For the uninitiated, #GamerGate essentially began in early as a heavily gendered witch-hunt against indie game developer Zoe Quinn, who had a number of invasive allegations about her sex life made public by an ex, including the suggestion that she'd dated or slept with a gaming journalist to secure favorable coverage for her game Depression Quest. It wasn't true — the coverage in question doesn't exist — but that didn't stop an avalanche of abuse targeting Quinn, conspicuously wrapped up in her alleged sex life, from being perpetrated by a vocal bloc of the gaming community online.
Since then, it's matured (with the help of places like 4chan, among others) into a boisterous movement on Twitter, with some devotees strenuously insisting they're anti-harassment while also insisting that women who've been publicly threatened are faking it. This is no small matter — multiple women, including Quinn, Tropes vs. Women in Video Games creator Anita Sarkeesian, and Giant Spacekat co-founder and developer Brianna Wu have had to leave their homes due to death threats amid the tumult of #GamerGate, and now, thousands of voices on Twitter are rising in opposition.
Now, I realize that proponents of #GamerGate may bristle at this characterization. And for the purposes of fairness, it must be said that yes, not everyone tweeting on the hashtag is a harasser, or sending out death threats. But when you join a movement as sprawling and decentralized as #GamerGate — no argument is as common as "that doesn't represent us," even though there's no concrete demonstration of what does — there comes a time when the motivations and outcomes need to be soberly assessed.

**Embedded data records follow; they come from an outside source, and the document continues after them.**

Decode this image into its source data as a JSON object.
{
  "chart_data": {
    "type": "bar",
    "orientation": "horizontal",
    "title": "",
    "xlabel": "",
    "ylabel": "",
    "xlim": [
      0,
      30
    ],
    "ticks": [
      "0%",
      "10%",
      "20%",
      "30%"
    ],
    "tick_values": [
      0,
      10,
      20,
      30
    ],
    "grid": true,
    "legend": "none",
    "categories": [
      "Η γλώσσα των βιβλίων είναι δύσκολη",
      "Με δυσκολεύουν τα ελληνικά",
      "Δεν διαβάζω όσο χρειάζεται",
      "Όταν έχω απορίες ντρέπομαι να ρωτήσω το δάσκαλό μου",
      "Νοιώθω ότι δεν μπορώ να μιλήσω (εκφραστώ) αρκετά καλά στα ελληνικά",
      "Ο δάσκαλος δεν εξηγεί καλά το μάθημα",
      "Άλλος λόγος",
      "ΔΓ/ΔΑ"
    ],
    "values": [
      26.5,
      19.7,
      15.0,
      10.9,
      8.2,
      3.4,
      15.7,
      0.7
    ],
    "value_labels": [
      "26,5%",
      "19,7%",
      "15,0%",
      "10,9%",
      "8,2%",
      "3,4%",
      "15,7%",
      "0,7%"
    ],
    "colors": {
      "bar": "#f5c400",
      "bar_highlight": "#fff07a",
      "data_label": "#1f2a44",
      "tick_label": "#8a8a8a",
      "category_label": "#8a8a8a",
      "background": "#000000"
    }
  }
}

And at this juncture, #GamerGate's legacy is not anti-corruption, it's anti-woman. It's been laid as painstakingly bare as possible, not just through the work that Quinn had to do on her own, logging hours upon hours of people scheming up ways to harass her, but also through the blindingly sexist willingness of many supporters to assume that women they're actively hounding couldn't possibly be legitimately threatened. It's like a magic lamp with "ethics" scrawled on the side, but when you rub it the genie comes out screaming about lying bitches and their faked death threats.
The relative silence in the face of all this discord has been somewhat hard to reconcile over the past couple of months, so it's reassuring to see people are finally stepping to the forefront, and making their rightful outrage heard — not about how video game writers talk about equality too much, but about how some gamers' reactionary sexism has turned some womens' lives into a living hell. You know, the important things?
So in short, if you're not down with what's been happening to so many women in gaming-related industries — harassment crusades have also been mounted against female games writers like Leigh Alexander and Jenn Frank, as well — there's now a way to log your disapproval. Just say it loud, and say it proud: #StopGamerGate2014.